Marchi, Giuseppe Filippo Liberati (DNB00)
|←Marchant, Nathaniel||Dictionary of National Biography, 1885-1900, Volume 36
Marchi, Giuseppe Filippo Liberati
MARCHI, GIUSEPPE FILIPPO LIBERATI (1735?–1808), painter and engraver, was born in the Trastevere quarter of Rome, and there, when at the age of fifteen, came under the notice of Sir Joshua Reynolds, whom he accompanied to England in 1752. He studied in the St. Martin's Lane Academy, and became Reynolds's most trusted assistant, being employed to set his palette, paint his draperies, make copies, and sit for attitudes. The first picture painted by Reynolds when he settled in London was a portrait of young Marchi in a turban, which was much admired at the time, and engraved by J. Spilsbury in 1761; it is now the property of the Royal Academy. Marchi did not reside with Reynolds until 1764, when the following entry occurs in one of the latter's diaries: 'Nov. 22, 1764. Agreed with Giuseppe Marchi that he should live in my house and paint for me for one half-year from this day, I agreeing to give him fifty pounds for the same.' Marchi took up mezzotint engraving, and from 1766 to 1775 exhibited engravings, as well as an occasional picture with the Society of Artists, of which he was a member.

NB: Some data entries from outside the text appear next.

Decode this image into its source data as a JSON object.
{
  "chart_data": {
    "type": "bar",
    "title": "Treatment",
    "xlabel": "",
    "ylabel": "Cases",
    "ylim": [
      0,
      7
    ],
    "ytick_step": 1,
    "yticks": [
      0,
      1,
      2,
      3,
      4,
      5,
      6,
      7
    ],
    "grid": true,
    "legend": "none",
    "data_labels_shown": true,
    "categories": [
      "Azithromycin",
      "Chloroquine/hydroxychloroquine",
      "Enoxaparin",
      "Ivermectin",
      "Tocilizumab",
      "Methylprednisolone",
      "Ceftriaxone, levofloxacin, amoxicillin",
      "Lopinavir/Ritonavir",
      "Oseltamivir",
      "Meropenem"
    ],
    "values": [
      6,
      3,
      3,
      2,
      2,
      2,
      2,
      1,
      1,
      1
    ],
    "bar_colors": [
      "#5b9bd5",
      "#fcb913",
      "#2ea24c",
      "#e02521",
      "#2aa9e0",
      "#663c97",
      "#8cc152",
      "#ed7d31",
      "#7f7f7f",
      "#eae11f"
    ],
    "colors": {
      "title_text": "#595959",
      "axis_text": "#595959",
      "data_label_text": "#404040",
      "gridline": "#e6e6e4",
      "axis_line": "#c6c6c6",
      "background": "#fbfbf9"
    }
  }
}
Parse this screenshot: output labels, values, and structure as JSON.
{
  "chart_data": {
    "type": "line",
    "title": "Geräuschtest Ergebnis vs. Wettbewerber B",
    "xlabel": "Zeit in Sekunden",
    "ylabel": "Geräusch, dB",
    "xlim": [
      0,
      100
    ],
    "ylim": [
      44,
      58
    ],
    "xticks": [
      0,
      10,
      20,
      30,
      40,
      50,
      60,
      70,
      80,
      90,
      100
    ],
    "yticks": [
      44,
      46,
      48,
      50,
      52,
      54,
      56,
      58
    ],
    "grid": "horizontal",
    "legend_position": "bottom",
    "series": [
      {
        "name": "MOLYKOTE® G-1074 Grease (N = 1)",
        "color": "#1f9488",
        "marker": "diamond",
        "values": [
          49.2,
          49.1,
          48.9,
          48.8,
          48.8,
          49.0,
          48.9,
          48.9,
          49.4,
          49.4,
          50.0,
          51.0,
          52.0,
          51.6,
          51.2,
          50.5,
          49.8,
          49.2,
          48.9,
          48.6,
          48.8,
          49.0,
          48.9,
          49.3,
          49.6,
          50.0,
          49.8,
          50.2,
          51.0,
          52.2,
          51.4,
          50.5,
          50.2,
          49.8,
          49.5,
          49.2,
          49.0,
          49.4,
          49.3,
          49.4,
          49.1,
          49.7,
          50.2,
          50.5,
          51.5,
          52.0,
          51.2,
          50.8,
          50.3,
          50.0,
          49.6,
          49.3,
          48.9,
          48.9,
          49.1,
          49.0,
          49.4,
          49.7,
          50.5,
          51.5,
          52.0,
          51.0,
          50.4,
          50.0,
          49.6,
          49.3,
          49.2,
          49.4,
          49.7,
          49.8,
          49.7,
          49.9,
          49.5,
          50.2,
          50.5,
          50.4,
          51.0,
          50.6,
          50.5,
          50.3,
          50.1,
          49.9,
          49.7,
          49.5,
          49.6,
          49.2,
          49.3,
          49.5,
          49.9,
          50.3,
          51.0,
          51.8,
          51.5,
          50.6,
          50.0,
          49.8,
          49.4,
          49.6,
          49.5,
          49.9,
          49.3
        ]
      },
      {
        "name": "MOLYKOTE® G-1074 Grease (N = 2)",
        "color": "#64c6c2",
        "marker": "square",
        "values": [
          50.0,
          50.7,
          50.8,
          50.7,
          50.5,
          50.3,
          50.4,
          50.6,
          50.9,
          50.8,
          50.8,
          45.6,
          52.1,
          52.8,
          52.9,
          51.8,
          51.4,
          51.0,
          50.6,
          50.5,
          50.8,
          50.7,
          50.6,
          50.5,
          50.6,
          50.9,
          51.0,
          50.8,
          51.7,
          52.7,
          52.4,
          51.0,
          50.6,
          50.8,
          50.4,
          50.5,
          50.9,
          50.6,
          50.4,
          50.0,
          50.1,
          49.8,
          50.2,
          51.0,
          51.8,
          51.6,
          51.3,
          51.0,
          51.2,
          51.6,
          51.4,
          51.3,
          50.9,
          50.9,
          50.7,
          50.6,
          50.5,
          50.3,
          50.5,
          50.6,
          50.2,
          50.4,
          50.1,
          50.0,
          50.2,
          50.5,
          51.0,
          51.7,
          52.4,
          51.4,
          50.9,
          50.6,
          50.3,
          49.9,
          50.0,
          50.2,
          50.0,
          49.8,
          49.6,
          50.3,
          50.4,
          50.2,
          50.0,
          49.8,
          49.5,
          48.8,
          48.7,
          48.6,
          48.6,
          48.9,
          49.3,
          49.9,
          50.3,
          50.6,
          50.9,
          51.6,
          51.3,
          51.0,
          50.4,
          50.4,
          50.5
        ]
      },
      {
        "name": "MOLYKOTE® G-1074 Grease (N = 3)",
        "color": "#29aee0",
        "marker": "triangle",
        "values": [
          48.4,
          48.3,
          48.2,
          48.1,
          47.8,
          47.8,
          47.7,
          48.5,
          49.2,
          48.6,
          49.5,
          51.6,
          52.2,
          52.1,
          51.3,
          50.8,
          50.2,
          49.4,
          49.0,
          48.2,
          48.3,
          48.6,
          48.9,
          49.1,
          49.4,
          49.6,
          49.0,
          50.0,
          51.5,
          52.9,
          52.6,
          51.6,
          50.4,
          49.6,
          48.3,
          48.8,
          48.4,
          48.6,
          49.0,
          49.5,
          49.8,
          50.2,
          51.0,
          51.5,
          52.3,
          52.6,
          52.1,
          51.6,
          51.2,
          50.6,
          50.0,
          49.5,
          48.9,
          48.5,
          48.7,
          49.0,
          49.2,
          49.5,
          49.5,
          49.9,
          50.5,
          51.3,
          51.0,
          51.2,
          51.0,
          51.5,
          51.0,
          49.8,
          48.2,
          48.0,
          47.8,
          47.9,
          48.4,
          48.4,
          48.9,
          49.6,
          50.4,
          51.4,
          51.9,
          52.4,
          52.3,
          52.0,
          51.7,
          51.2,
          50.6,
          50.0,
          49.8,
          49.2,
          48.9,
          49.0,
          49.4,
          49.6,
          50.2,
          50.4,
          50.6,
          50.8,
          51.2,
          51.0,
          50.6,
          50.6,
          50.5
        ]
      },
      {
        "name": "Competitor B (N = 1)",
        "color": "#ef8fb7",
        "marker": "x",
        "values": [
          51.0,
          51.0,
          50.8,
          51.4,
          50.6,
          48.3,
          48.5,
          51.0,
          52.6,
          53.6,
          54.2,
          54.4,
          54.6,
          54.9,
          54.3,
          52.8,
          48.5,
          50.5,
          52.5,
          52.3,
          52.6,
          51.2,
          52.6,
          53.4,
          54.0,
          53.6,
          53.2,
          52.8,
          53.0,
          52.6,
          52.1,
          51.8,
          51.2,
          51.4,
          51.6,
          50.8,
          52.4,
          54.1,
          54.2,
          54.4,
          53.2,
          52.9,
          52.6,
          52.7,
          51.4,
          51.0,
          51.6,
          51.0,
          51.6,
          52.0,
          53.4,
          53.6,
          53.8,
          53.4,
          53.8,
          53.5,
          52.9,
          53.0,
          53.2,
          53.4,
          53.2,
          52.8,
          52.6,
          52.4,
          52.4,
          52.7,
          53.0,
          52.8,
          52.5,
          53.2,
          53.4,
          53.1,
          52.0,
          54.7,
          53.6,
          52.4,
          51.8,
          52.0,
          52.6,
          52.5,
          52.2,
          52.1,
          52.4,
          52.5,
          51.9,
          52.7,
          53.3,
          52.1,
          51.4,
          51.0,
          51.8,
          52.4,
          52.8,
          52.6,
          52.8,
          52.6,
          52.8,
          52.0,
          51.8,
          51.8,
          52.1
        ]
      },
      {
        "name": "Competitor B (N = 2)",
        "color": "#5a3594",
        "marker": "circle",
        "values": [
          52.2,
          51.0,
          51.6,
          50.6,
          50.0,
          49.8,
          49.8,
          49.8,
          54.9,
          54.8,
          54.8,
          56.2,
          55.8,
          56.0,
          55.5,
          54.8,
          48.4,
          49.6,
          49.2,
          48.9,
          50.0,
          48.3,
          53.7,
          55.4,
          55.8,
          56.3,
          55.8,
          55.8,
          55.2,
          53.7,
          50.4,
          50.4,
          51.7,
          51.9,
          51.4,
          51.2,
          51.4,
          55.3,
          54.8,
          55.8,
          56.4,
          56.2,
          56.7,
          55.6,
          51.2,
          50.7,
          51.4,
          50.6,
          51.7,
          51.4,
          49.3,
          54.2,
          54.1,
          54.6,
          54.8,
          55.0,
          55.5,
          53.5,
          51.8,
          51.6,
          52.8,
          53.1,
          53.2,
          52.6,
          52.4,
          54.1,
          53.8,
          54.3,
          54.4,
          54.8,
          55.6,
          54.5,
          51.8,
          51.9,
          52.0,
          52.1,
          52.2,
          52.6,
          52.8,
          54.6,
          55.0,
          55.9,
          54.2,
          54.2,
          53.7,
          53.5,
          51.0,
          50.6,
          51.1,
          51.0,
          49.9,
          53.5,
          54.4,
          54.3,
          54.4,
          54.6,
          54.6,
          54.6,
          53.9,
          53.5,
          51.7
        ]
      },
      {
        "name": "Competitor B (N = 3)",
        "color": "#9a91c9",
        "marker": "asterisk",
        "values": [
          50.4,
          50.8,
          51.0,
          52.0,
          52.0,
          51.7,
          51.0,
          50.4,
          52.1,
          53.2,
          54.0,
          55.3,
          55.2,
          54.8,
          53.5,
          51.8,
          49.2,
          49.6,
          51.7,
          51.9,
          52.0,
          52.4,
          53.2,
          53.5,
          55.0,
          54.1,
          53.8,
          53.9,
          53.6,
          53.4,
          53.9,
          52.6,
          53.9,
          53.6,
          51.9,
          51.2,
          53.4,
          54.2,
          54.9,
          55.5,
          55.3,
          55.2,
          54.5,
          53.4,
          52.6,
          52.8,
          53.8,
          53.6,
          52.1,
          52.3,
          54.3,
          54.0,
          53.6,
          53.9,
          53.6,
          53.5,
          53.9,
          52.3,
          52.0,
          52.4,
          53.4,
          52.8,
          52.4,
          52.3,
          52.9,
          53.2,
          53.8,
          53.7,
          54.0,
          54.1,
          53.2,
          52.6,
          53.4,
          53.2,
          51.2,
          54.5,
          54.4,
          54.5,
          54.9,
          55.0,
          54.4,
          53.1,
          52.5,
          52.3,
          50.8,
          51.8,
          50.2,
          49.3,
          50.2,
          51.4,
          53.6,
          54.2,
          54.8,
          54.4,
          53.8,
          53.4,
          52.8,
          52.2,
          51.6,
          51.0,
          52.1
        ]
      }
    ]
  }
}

His plates, which, though not numerous, are of excellent quality, include portraits of Miss Oliver (1767), Miss Cholmondeley (1768), Mrs. Bouverie and Mrs. Crewe (1770), Oliver Goldsmith (1770), Mrs. Hartley (1773), and George Colman (1773), all after Reynolds, and that of Princess Czartoriska (1777), from a picture by himself. Marchi was a clever copyist, but did not succeed in original portraiture; he tried at one time to establish himself at Swansea, but soon returned to the service of Sir Joshua, with whom he remained until the painter's death. Subsequently he was much employed in cleaning and restoring paintings by Reynolds work for which his intimate knowledge of the artist's technical methods well qualified him. Marchi died in London on 2 April 1808, aged 73.
[Gent. Mag. 1808, i. 372; Northcote's Memoir of Sir J. Reynolds, 1813; Leslie and Taylor's Life and Times of Sir J. Reynolds, 1865; J. Chaloner Smith's British Mezzotinto Portraits; Society of Artists' Catalogues.]